Ada satu pendapat mereka yang menarik minat kami yakni perihal sumber sejarah. Begini kira-kira perkataan salah seorang dari engku-engku ini "Memang benar segala sumber penulisan sejarah di negeri ini bersumber dari Sumber Belanda. Kenapa? Karena Orang Belanda telah mengamalkan dengan baik salah satu Tradisi Islam yakni Tradisi Menulis. Bukankah di negeri kita ini Tradisi Menulis baru mula ketika Islam telah berkembang dan mempengaruhi setiap sendi kehidupan kita?"
Terus terang kami tiada tahu apakah benar Orang Belanda mengamalkan warisan Peradaban Islam yakni Tradisi Menulis, kalau mereka - Orang Belanda - suka menulis memang benar. Namun kami pernah mendengar perihal tradisi menulis dalam kebudayaan Masyarakat Melayu bermula seiring dengan pengaruh Agama Islam yang semakin membumi dalam kehidupan masyarakat negeri-negeri Melayu. Maka dikenallah tulisan "Arab Melayu" kata orang kampung kami atau "Tulisan Jawi" kata sebagian orang Melayu.
Eloklah kita dengar lanjutan percakapan tersebut, kami tiada hendak membuat engku-engku bingung dengan segala kenangan kami. "Namun ada satu kesilapan yang selama ini berlaku di tengah-tengah para Ahli Sejarah (Sejarawan), para Penggiat Sejarah, atau Peminat Sejarah.." lanjut si engku sambil menggantung kalimatnya.
"Apakah itu engku, kami baru dengar dari engku ini?" tanya seorang engku.

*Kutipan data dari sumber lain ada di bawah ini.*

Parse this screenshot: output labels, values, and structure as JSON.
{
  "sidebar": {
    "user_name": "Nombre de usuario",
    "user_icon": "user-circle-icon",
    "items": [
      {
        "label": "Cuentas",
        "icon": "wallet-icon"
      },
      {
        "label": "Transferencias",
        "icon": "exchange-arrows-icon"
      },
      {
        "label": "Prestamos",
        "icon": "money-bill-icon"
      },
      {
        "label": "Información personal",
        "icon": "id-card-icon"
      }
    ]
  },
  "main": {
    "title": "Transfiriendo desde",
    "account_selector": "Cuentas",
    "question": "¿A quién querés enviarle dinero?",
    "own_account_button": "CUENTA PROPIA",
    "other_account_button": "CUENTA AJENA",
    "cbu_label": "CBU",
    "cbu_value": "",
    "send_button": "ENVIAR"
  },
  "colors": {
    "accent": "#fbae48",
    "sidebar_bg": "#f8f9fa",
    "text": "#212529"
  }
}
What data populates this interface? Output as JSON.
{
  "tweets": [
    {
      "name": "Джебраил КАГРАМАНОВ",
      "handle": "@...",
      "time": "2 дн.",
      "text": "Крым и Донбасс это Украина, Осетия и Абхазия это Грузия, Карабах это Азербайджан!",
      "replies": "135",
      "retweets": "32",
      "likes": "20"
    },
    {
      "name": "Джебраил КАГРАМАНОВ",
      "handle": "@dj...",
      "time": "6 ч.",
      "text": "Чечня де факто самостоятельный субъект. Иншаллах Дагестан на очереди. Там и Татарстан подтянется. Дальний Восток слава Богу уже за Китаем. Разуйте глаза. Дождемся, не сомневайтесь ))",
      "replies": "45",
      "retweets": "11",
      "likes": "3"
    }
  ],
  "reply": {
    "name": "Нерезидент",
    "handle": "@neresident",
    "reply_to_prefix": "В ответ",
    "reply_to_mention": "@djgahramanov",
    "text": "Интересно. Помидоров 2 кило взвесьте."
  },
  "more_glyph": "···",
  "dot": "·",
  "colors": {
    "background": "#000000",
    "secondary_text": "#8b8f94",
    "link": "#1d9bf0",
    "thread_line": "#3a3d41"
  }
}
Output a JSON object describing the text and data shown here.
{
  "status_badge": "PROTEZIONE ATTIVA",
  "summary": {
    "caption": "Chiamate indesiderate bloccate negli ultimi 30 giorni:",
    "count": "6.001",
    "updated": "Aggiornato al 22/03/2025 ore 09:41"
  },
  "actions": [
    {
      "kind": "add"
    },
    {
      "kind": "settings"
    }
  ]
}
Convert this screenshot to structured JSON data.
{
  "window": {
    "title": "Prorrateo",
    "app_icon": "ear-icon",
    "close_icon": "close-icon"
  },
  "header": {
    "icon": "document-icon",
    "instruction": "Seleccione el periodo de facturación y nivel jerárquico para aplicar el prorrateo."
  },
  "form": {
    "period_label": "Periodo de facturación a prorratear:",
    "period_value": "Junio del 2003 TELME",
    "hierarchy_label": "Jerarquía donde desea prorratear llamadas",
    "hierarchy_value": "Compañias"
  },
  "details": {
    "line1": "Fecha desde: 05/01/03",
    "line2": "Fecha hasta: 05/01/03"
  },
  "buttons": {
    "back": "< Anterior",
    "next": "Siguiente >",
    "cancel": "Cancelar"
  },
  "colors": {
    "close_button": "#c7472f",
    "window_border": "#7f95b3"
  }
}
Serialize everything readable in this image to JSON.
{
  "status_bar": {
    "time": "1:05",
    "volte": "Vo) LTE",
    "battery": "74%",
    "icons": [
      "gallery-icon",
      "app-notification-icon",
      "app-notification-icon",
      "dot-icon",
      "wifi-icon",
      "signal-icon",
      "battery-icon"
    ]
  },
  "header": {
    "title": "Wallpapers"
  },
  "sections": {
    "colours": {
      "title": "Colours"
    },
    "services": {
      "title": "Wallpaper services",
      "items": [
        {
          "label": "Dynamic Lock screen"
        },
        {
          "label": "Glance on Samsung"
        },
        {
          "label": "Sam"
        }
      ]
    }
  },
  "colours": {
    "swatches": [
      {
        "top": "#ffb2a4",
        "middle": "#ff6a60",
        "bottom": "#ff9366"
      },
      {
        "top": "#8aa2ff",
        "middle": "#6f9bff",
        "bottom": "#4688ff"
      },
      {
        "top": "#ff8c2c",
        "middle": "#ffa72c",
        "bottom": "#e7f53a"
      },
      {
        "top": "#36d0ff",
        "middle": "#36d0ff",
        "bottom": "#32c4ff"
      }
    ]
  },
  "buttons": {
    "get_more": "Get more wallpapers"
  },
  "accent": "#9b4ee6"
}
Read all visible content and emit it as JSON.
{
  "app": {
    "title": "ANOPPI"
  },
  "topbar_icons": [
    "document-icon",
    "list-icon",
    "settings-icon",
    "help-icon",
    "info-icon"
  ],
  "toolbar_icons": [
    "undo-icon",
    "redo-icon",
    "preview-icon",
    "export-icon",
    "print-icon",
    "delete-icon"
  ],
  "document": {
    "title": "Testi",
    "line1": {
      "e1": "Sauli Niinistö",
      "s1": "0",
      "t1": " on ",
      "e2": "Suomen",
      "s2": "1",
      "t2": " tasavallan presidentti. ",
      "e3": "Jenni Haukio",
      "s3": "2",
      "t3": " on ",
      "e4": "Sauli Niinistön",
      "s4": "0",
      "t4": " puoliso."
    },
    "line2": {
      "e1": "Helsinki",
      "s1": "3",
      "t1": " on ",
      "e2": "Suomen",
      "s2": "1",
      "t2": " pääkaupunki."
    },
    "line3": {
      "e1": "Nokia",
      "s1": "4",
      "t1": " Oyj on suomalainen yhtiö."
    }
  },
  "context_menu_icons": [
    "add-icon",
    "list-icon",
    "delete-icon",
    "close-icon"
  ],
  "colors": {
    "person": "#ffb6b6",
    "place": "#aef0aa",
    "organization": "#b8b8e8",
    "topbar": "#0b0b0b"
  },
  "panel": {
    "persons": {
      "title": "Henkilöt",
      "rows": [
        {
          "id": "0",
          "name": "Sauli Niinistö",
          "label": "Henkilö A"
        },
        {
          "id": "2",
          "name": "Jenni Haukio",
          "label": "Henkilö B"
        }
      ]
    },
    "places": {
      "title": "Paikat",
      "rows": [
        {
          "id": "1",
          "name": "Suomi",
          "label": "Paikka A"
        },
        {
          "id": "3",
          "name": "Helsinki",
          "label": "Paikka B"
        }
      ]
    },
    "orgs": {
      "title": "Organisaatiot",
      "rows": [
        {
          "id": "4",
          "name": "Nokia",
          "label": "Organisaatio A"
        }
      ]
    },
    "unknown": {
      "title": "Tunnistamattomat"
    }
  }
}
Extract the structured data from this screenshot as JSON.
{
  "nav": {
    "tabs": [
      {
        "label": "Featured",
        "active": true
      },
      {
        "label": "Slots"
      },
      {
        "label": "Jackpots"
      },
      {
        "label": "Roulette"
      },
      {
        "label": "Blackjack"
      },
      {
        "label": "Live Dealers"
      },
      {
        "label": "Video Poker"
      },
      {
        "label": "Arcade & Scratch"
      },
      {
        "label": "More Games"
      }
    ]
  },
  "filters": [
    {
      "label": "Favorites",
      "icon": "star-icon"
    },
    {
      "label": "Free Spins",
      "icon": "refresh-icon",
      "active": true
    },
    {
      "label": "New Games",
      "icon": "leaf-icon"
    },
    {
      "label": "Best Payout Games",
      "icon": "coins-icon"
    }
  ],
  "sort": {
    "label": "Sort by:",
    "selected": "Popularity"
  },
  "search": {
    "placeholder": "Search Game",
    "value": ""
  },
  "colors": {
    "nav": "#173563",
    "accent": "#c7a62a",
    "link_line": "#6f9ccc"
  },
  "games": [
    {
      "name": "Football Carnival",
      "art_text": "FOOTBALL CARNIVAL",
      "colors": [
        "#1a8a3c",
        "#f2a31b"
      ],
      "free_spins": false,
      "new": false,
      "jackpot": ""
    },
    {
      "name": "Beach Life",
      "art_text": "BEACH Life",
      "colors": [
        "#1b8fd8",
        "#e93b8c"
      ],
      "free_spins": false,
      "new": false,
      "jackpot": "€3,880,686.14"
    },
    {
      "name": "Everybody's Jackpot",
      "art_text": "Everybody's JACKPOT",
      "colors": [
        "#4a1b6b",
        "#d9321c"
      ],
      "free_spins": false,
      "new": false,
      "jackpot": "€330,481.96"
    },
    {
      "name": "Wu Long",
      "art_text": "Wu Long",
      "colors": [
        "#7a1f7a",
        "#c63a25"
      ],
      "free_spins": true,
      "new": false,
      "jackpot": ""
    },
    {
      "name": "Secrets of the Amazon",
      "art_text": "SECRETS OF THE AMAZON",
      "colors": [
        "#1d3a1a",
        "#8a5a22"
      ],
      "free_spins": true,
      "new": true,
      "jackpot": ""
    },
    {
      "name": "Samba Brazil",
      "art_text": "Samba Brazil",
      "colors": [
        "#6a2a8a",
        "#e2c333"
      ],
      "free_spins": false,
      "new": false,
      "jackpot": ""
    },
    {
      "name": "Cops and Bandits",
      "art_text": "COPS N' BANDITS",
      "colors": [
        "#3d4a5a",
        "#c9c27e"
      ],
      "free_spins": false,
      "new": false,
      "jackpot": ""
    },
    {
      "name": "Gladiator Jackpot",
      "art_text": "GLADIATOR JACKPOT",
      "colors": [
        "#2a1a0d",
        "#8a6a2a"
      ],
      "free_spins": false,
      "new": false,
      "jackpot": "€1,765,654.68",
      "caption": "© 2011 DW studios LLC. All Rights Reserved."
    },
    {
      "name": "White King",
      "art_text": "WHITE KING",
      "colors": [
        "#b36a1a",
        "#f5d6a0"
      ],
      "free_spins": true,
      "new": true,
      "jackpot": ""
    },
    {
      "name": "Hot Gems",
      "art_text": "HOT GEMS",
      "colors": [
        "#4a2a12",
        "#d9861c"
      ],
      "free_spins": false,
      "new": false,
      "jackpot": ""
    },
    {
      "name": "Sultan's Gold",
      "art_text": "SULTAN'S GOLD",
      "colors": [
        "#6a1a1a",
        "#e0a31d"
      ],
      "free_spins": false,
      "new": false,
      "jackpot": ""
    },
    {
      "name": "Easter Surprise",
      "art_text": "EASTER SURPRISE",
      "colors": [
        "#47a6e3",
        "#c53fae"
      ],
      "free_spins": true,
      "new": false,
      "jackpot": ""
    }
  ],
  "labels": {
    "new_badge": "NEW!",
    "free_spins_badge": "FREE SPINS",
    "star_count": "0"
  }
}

"Engku-engku sekalian, apa pendapat engku perihal media di negeri ini?" tanya si engku. Suatu pertanyaan yang menurut kami tiada berhubungan dengan perkara yang sedang diperbincangkan. Namun kami hanya diam, takut salah kalau ikut pula menyela.
Salah seorang engku menjawab dengan malas "Media sekarang tidak objektif, berat sebelah, dan memiliki agenda tersendiri dalam pemberitaan mereka.."
"Benar sekali engku, terimakasih banyak. Adakah diantara engku-engku sekalian yang hendak menambahkan?" tanya si engku lagi.
"Media utama (mainstream) sekarang kebanyakan didominasi oleh media Sekuler engku.." jawab engku nan lain.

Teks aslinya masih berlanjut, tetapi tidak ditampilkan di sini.